Location
- 310 Camino de la Placita Taos, New MexicoNorthern New Mexico Taos, New Mexico

District information
- Type: Public
- Motto: "All students will be prepared to succeed as productive individuals in society."
- Grades: K-12
- Superintendent: Dr. Lillian Torrez

Students and staff
- Students: 3,248 (2010-2011)

Other information
- Website: www.taosschools.org

= Taos Municipal Schools =

School district in Taos, New Mexico, United States

Taos Municipal Schools (TMS) or Taos Municipal School District (TMSD) is a school district based in Taos, New Mexico, United States.

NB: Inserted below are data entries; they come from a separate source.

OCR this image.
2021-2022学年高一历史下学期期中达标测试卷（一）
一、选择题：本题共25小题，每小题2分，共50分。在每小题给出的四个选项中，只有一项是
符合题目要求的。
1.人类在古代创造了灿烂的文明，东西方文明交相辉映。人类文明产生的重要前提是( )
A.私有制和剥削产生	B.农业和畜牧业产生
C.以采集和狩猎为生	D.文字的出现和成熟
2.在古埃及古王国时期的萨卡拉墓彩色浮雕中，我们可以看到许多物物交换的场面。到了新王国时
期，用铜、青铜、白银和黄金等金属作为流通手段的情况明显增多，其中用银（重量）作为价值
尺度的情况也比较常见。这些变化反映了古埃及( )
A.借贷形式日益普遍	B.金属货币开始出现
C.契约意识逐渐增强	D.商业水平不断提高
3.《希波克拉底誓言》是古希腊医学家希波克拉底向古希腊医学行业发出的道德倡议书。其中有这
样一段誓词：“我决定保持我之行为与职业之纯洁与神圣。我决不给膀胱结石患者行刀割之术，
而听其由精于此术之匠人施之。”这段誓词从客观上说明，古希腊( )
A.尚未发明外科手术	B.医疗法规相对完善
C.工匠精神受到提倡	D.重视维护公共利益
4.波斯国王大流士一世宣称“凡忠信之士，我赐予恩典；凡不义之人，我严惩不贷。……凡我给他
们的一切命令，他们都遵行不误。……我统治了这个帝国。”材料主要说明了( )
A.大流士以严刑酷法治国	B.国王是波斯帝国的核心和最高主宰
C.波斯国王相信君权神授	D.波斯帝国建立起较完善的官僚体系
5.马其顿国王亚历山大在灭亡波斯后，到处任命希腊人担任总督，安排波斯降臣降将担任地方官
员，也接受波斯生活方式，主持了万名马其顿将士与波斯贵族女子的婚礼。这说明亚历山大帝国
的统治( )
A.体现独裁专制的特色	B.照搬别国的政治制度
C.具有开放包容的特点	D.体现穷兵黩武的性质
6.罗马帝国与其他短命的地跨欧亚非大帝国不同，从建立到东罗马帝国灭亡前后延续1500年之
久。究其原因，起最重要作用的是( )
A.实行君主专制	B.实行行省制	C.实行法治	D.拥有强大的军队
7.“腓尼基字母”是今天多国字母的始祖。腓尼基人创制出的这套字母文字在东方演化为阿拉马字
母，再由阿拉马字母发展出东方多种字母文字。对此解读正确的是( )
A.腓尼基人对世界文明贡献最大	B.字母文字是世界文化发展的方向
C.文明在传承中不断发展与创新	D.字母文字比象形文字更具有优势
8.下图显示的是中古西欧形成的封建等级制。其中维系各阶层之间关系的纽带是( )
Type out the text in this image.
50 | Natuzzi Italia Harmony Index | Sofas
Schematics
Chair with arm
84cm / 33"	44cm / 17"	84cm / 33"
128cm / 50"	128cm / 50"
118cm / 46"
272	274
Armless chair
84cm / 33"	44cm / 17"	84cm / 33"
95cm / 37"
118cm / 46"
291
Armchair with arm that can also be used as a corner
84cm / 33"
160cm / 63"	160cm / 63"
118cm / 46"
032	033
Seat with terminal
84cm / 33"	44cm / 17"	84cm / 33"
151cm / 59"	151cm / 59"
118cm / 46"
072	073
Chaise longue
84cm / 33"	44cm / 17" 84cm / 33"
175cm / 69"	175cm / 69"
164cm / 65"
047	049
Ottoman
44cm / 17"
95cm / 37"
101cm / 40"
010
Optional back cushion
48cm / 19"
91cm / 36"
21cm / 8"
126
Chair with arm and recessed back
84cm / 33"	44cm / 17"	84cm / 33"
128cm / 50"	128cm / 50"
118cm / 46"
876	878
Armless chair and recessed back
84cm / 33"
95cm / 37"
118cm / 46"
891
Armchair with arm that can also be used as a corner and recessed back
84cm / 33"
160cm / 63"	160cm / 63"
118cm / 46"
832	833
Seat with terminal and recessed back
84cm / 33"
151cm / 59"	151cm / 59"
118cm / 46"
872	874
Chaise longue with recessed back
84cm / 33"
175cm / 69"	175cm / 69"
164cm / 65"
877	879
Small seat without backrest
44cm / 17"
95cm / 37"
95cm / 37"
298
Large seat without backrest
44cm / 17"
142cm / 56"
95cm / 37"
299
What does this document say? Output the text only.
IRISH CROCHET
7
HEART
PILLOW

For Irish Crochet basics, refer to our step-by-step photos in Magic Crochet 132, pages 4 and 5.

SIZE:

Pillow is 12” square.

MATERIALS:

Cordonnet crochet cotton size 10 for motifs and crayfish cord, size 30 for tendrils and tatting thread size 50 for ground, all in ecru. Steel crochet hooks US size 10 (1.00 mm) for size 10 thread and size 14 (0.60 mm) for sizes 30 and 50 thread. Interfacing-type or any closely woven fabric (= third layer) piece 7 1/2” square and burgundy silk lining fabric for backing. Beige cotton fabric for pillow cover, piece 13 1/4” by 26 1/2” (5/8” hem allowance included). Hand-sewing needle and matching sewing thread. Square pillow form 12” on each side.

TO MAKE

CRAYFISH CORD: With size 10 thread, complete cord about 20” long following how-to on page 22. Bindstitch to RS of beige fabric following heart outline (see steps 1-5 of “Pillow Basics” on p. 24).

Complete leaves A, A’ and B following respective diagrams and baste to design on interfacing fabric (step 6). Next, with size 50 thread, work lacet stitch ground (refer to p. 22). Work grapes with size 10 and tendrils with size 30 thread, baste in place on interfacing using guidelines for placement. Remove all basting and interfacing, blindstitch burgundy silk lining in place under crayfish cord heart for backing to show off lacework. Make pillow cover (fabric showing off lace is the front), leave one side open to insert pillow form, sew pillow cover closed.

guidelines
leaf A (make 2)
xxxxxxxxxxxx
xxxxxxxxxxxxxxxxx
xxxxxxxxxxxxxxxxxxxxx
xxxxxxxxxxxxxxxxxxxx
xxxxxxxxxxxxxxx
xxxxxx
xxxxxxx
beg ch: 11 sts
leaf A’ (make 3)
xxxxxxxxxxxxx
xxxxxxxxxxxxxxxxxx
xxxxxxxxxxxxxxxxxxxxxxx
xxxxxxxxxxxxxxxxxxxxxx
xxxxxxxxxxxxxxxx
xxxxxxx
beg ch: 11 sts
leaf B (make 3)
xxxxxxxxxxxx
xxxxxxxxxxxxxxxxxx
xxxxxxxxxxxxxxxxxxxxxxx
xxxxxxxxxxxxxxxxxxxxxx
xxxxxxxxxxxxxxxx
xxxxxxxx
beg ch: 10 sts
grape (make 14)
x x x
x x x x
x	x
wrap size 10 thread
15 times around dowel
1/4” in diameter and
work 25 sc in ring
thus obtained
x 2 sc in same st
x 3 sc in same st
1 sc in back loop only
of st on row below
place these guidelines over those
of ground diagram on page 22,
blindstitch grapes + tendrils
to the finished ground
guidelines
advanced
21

Taos Municipal Schools has a total area of 637 sqmi. The school district has a total of six schools. The district has one high school, one middle school, three elementary schools, and one magnet school.

==History==
Beginning in 1997 the number of students declined. Due to elderly people making up an increasing percentage of area residents and a post-1999 drop in births in Taos County, in 2022 the district anticipated an upcoming decline in the number of students.

==Service area==

The district serves the communities of Taos, Arroyo Hondo, Arroyo Seco, Ranchos de Taos, San Cristobal, Talpa, Taos Pueblo, and almost all of Taos Ski Valley. It also includes Cañon, Ranchitos, El Prado, Des Montes, Llano Quemado, and Cordillera.

==Schools==
- Secondary schools
- Taos High School (Taos)
- Taos Middle School (Taos)

- Elementary schools
- Arroyos del Norte Elementary School (Unincorporated area)
- Enos Garcia Elementary School (Taos)
  - In 2011 it had 602 students. In 2020 this was down to 440.
- Ranchos Elementary School (Ranchos de Taos)
  - In 2011 it had 459 students. In 2020 this was down to 279.